Have some theraband gold to use and a bunch of 9.5mm and 6mm BB's. What band widths would be good for each?

For 6mm - this is for targets, so BB speed and thus tracjectory are my key goals. How about 20mm band, or 20 to 15mm taper?

For 9.5mm - this is also for targets, the reason i got a bunch of them is that is the competition size BB. How about 20mm band, or 25-20mm taper when i get used to it?

Thinking to give some red precise a go..

If there is a better band recomendation for the lighter 6mm BB then i'd like to hear about it. Or, if it's best t stay with one brand of band but just cut thinner bands then that's also cool with me. I don't want to over band for the 6mm BB as surely it would be counter productive.

Cheers


----------



## whadafork (Oct 25, 2018)

In the mainland, there's a competitive shooter who is known for shooting light setups- for 6.4mm steel, he uses SUMEIKE 0.37 16/8 or PRECISE 0.4 17-9 (his draw length is around 1000).
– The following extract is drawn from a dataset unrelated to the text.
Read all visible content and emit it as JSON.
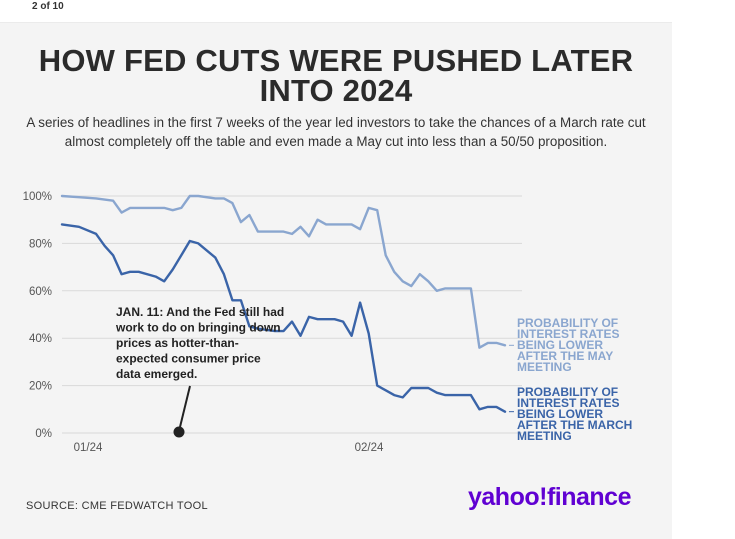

For targets, you really want to look for a light setup for stability. I personally wont use anything above 0.55. You dont want to sacrifice your precision and stability due to the heavy pull. I shoot 7mm steel with 0.4 18/10 700.

Hope it helps.


----------



## Blaze (Apr 6, 2019)

whadafork said:


> In the mainland, there's a competitive shooter who is known for shooting light setups- for 6.4mm steel, he uses SUMEIKE 0.37 16/8 or PRECISE 0.4 17-9 (his draw length is around 1000).
> 
> For targets, you really want to look for a light setup for stability. I personally wont use anything above 0.55. You dont want to sacrifice your precision and stability due to the heavy pull. I shoot 7mm steel with 0.4 18/10 700.
> 
> Hope it helps.


Cheers

I will look up some light bands and get them over the chrony also to see what works. I want light draw but max FPS. I will even experiment with red precise and theraband gold at just 10mm width bands to see if that's nice and light. It could be interesting to use slim cut bands as supposed to thinner bands which are usually cut wider.

So much to play with...


----------